Key words today are: banks, market, competition, liberalisation, privatisation, capital. Words indicative of the reconstitution of pre-totalitarian directions and institutions. These words also occupy the proposed European Constitution voted down by France, The Netherlands and Ireland, and thus blocking its enactment until now. No wonder a growing number of European citizens (who actually understand little of the real underlying intents of neoliberal capitalists) are increasingly in opposition to the EU. A survey shows that the average favourability rating of the EU stands at 48%. People see less and less advantages for themselves in this new Europe, which has resulted in higher prices and lower wages. As one Roman wrote in to a newspaper, for workers the crisis means “low-cost wages and business class living costs.” No quid pro quo here. European travel without passports is not enough compensation.

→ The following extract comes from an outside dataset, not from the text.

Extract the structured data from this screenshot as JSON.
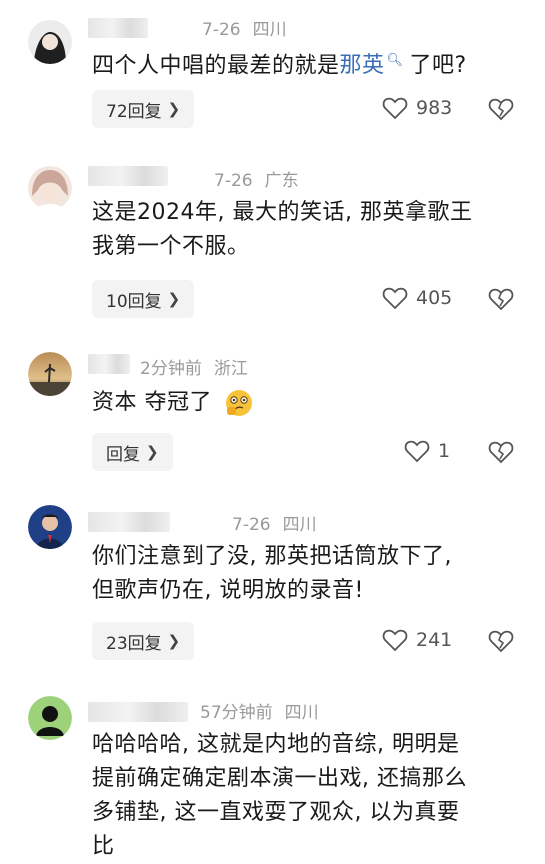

Today’s precariousness, especially of jobs and the precipitating quality of life, stands like a mountain between the EU and its citizens. It should be clear as the light of day that EU failures are capitalism’s failures. A realistic program of the European Left has outlined some basic, short-term, alternative objectives: work for all and an unemployment rate of below 5%; a society based on solidarity, with poverty under 5%; a roof over everyone’s head; equal opportunities with a illiteracy rate of under 3%. The European Central Bank (ECB) should not only fight inflation but should also support economic development. The EU cannot be based on the market alone. Commercial policies of the Union must aim at the reduction of inequalities, at solidarity and stable economic development.

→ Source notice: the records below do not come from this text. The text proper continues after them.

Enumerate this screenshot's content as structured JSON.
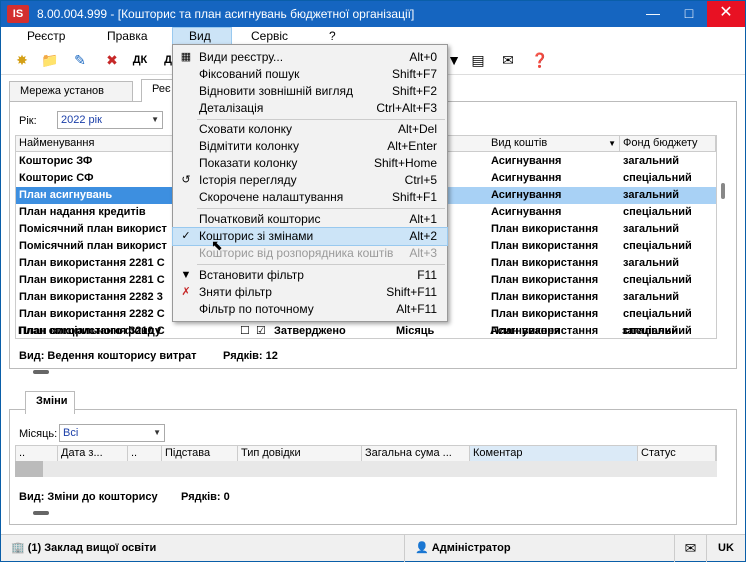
{
  "window": {
    "title": "8.00.004.999 - [Кошторис та план асигнувань бюджетної організації]",
    "logo": "IS"
  },
  "menubar": [
    "Реєстр",
    "Правка",
    "Вид",
    "Сервіс",
    "?"
  ],
  "tabs": [
    "Мережа установ",
    "Реє"
  ],
  "year": {
    "label": "Рік:",
    "value": "2022 рік"
  },
  "grid": {
    "columns": [
      "Найменування",
      "Вид коштів",
      "Фонд бюджету"
    ],
    "rows": [
      {
        "name": "Кошторис ЗФ",
        "kind": "Асигнування",
        "fund": "загальний"
      },
      {
        "name": "Кошторис СФ",
        "kind": "Асигнування",
        "fund": "спеціальний"
      },
      {
        "name": "План асигнувань",
        "kind": "Асигнування",
        "fund": "загальний"
      },
      {
        "name": "План надання кредитів",
        "kind": "Асигнування",
        "fund": "спеціальний"
      },
      {
        "name": "Помісячний план використ",
        "kind": "План використання",
        "fund": "загальний"
      },
      {
        "name": "Помісячний план використ",
        "kind": "План використання",
        "fund": "спеціальний"
      },
      {
        "name": "План використання 2281 С",
        "kind": "План використання",
        "fund": "загальний"
      },
      {
        "name": "План використання 2281 С",
        "kind": "План використання",
        "fund": "спеціальний"
      },
      {
        "name": "План використання 2282 3",
        "kind": "План використання",
        "fund": "загальний"
      },
      {
        "name": "План використання 2282 С",
        "kind": "План використання",
        "fund": "спеціальний"
      },
      {
        "name": "План використання 3210 С",
        "kind": "План використання",
        "fund": "спеціальний"
      },
      {
        "name": "План спеціального фонду",
        "status": "Затверджено",
        "period": "Місяць",
        "kind": "Асигнування",
        "fund": "загальний"
      }
    ],
    "footer_view": "Вид: Ведення кошторису витрат",
    "footer_rows": "Рядків: 12"
  },
  "changes": {
    "tab": "Зміни",
    "month_label": "Місяць:",
    "month_value": "Всі",
    "columns": [
      "..",
      "Дата з...",
      "..",
      "Підстава",
      "Тип довідки",
      "Загальна сума ...",
      "Коментар",
      "Статус"
    ],
    "footer_view": "Вид: Зміни до кошторису",
    "footer_rows": "Рядків: 0"
  },
  "statusbar": {
    "org": "(1) Заклад вищої освіти",
    "user": "Адміністратор",
    "lang": "UK"
  },
  "dropdown": [
    {
      "label": "Види реєстру...",
      "shortcut": "Alt+0",
      "icon": "table-icon"
    },
    {
      "label": "Фіксований пошук",
      "shortcut": "Shift+F7"
    },
    {
      "label": "Відновити зовнішній вигляд",
      "shortcut": "Shift+F2"
    },
    {
      "label": "Деталізація",
      "shortcut": "Ctrl+Alt+F3"
    },
    {
      "label": "Сховати колонку",
      "shortcut": "Alt+Del"
    },
    {
      "label": "Відмітити колонку",
      "shortcut": "Alt+Enter"
    },
    {
      "label": "Показати колонку",
      "shortcut": "Shift+Home"
    },
    {
      "label": "Історія перегляду",
      "shortcut": "Ctrl+5",
      "icon": "history-icon"
    },
    {
      "label": "Скорочене налаштування",
      "shortcut": "Shift+F1"
    },
    {
      "label": "Початковий кошторис",
      "shortcut": "Alt+1"
    },
    {
      "label": "Кошторис зі змінами",
      "shortcut": "Alt+2",
      "icon": "check-icon"
    },
    {
      "label": "Кошторис від розпорядника коштів",
      "shortcut": "Alt+3"
    },
    {
      "label": "Встановити фільтр",
      "shortcut": "F11",
      "icon": "filter-icon"
    },
    {
      "label": "Зняти фільтр",
      "shortcut": "Shift+F11",
      "icon": "filter-clear-icon"
    },
    {
      "label": "Фільтр по поточному",
      "shortcut": "Alt+F11"
    }
  ]
}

Many people wonder what kind of world will emerge in the future, after the crisis. Will there be a new start, afterwards? Others speculate on the disappearance of today’s savage, criminal capitalism based on exploitation of much of the world and ever expanding markets. But can one really expect the phony and virtual to become authentic and real over night? That capitalists will reform themselves? I don’t believe so. Not if the same people who played a major role in fucking up the world are to put it together again. A world gone, taken away by financial shysters and criminals and their political reps.

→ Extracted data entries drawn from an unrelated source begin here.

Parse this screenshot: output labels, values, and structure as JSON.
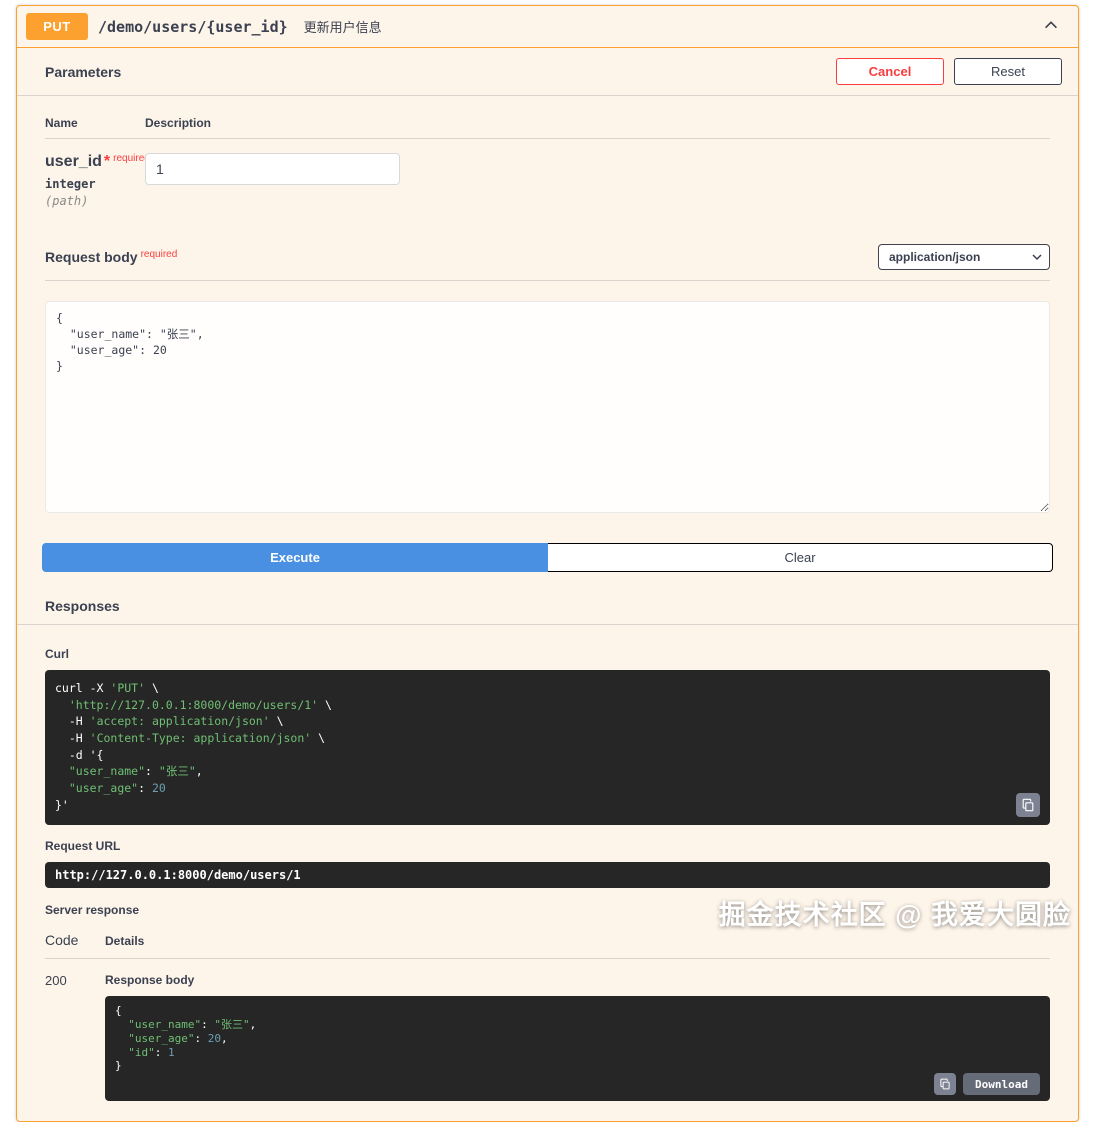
{
  "endpoint": {
    "method": "PUT",
    "path": "/demo/users/{user_id}",
    "summary": "更新用户信息"
  },
  "toolbar": {
    "tab_label": "Parameters",
    "cancel_label": "Cancel",
    "reset_label": "Reset"
  },
  "parameters": {
    "name_header": "Name",
    "description_header": "Description",
    "rows": [
      {
        "name": "user_id",
        "required_star": "*",
        "required_label": "required",
        "type": "integer",
        "location": "(path)",
        "value": "1"
      }
    ]
  },
  "request_body": {
    "label": "Request body",
    "required_label": "required",
    "content_type": "application/json",
    "value": "{\n  \"user_name\": \"张三\",\n  \"user_age\": 20\n}"
  },
  "execute": {
    "execute_label": "Execute",
    "clear_label": "Clear"
  },
  "responses": {
    "section_label": "Responses",
    "curl_label": "Curl",
    "curl_command": "curl -X 'PUT' \\\n  'http://127.0.0.1:8000/demo/users/1' \\\n  -H 'accept: application/json' \\\n  -H 'Content-Type: application/json' \\\n  -d '{\n  \"user_name\": \"张三\",\n  \"user_age\": 20\n}'",
    "request_url_label": "Request URL",
    "request_url": "http://127.0.0.1:8000/demo/users/1",
    "server_response_label": "Server response",
    "code_header": "Code",
    "details_header": "Details",
    "status_code": "200",
    "response_body_label": "Response body",
    "response_body": "{\n  \"user_name\": \"张三\",\n  \"user_age\": 20,\n  \"id\": 1\n}",
    "download_label": "Download"
  },
  "watermark": "掘金技术社区 @ 我爱大圆脸",
  "icons": {
    "collapse": "chevron-up-icon",
    "select_arrow": "chevron-down-icon",
    "copy": "copy-icon"
  },
  "colors": {
    "method": "#fca130",
    "execute": "#4990e2",
    "cancel": "#f93e3e",
    "code_bg": "#262626",
    "string_token": "#6fbf73",
    "number_token": "#6a9fb5"
  }
}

No wonder the conjecture that future revolts on the eastern shores of the Atlantic, as happened in 1968, as happened again in the 1980s, will take the form of a Socialist revolution directed against the European Union and its entire capitalist structure, rather than against Italy or France or Germany individually. For the lead principle of Socialism is and must be that economic forces do not dominate the people but instead should be guided and controlled by the people for the benefit of the masses. The Socialist Revolution must be the kind of revolution that destroys the present order in the way light does darkness.
Gaither Stewart is Cyrano’s Journal Online’s European correspondent, with headquarters in Rome (or Paris, depending on the season).